Stabilizacja na rynku pracy. BIEC: bez większych zmian w najbliższym czasie

Wskaźnik Rynku Pracy spadł w maju do 67,9 pkt. – podało Biuro Inwestycji i Cykli Ekonomicznych. Zdaniem autorów raportu nie należy spodziewać się znaczących zmian w poziomie bezrobocia.

Niewielkie zmiany w bezrobociu

Wskaźnik Rynku Pracy, który z wyprzedzeniem informuje o możliwych zmianach bezrobocia, wyniósł w maju 67,9 pkt., wobec 68,3 pkt. miesiąc wcześniej. Jak podało Biuro Inwestycji i Cykli Ekonomicznych (BIEC), miesięczne zmiany wskaźnika są niewielkie, a składowe się wzajemnie równoważą.

Rejestrowane bezrobocie utrzymuje się na rekordowo niskim poziomie. Obecnie wynosi 5,2 proc., a według danych BAEL (Badania Aktywności Ekonomicznej Ludności) w I kwartale 2025 r. – 3,4 proc.

Autorzy raportu oceniają, że rynek pracy znajduje się w stanie względnej równowagi, choć dostrzegalny jest słabszy popyt na pracę. Jako przyczyny podają wolniejszy wzrost gospodarczy, zastój w inwestycjach i rosnące koszty zatrudnienia.

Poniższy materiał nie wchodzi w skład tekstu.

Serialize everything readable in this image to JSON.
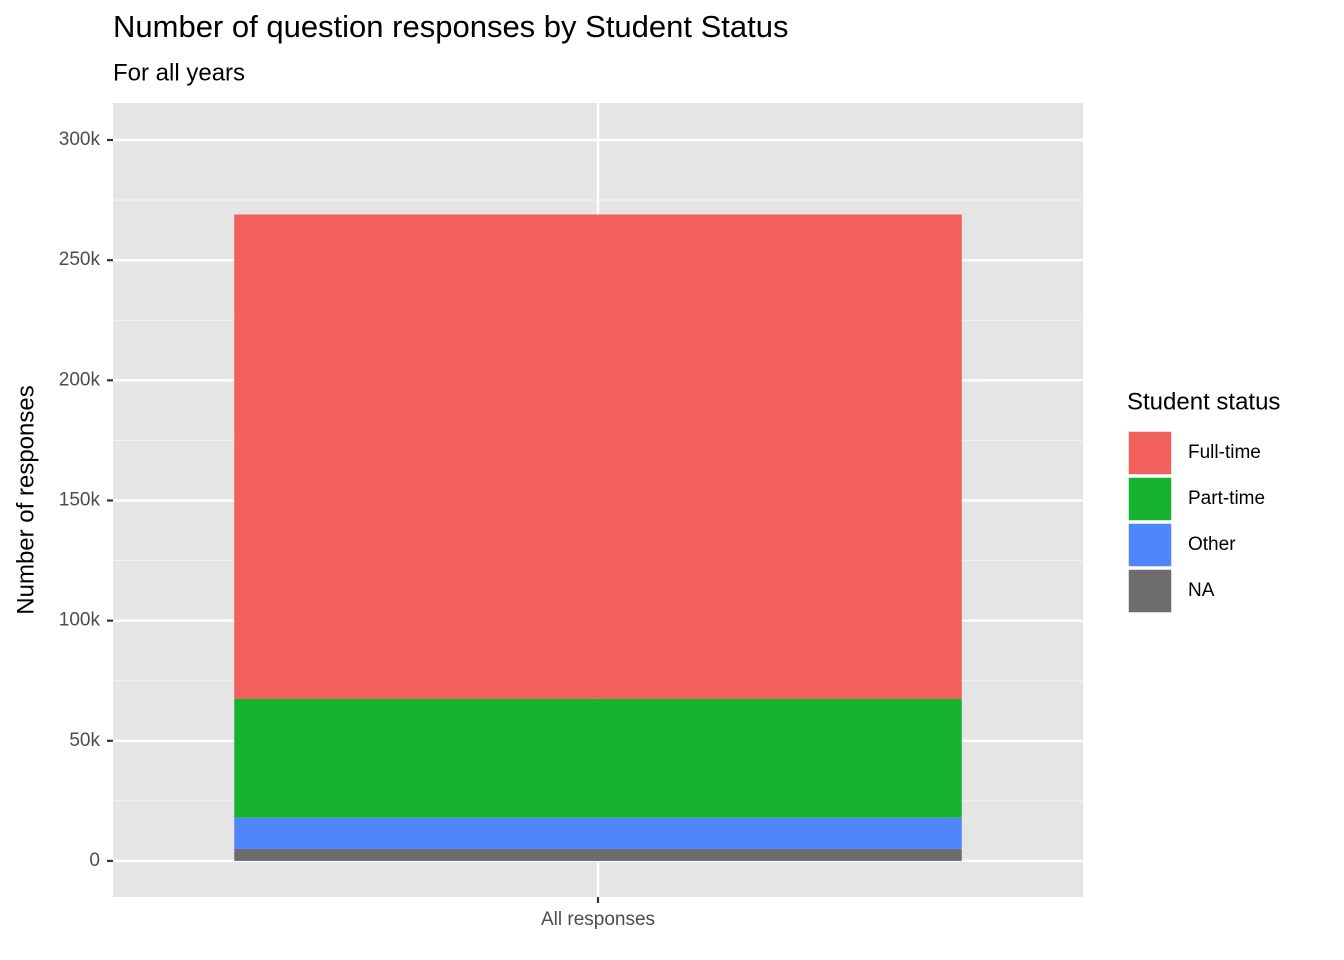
{
  "chart_data": {
    "type": "stacked_bar",
    "title": "Number of question responses by Student Status",
    "subtitle": "For all years",
    "y_label": "Number of responses",
    "legend_title": "Student status",
    "categories": [
      "All responses"
    ],
    "series": [
      {
        "name": "Full-time",
        "color": "#f2605b",
        "values": [
          201500
        ]
      },
      {
        "name": "Part-time",
        "color": "#18b231",
        "values": [
          49500
        ]
      },
      {
        "name": "Other",
        "color": "#4f86fc",
        "values": [
          13000
        ]
      },
      {
        "name": "NA",
        "color": "#6d6d6d",
        "values": [
          5000
        ]
      }
    ],
    "ylim": [
      -15000,
      315400
    ],
    "yticks": [
      0,
      {
        "value": 50000,
        "label": "50k"
      },
      {
        "value": 100000,
        "label": "100k"
      },
      {
        "value": 150000,
        "label": "150k"
      },
      {
        "value": 200000,
        "label": "200k"
      },
      {
        "value": 250000,
        "label": "250k"
      },
      {
        "value": 300000,
        "label": "300k"
      }
    ],
    "grid": true,
    "legend_position": "right"
  }
}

Spadek ofert pracy i ograniczenia demograficzne

Po stronie podaży pracy – jak zaznaczono – występują ograniczenia demograficzne, takie jak niski przyrost naturalny, niski wiek emerytalny i długie urlopy macierzyńskie, które powodują kurczenie się zasobów pracy w krótkim i długim okresie - przekazuje PAP.

W maju za możliwy wzrost bezrobocia odpowiadał mniejszy niż w kwietniu napływ ofert pracy do urzędów zatrudnienia. Spadek liczby ofert wyniósł ponad 10 tys. i – według BIEC – był częściowo efektem okresu świątecznego i majówki.

Podobny spadek zanotował Barometr Ofert Pracy, który monitoruje ogłoszenia publikowane w Internecie. Potwierdzają to także badania koniunktury GUS – w maju więcej firm planowało redukcje etatów niż zwiększenie zatrudnienia. Różnica wyniosła 7 pkt proc.

Największe redukcje przewiduje przemysł tekstylny i odzieżowy, podczas gdy wzrost zatrudnienia planują m.in. przetwórcy ropy, producenci komputerów i sprzętu optycznego oraz przemysł motoryzacyjny.

W kwietniu o 4 tys. osób więcej niż miesiąc wcześniej wyrejestrowało się z urzędów pracy po znalezieniu zatrudnienia. Był to efekt sezonowego ożywienia m.in. w budownictwie, hotelarstwie, gastronomii i rolnictwie.

Napływ nowych bezrobotnych zmniejszył się o około 10 tys. osób. BIEC podkreślił jednak, że wszystkie te wahania mieszczą się w normie typowych zmian i nie zapowiadają większych ruchów na rynku pracy.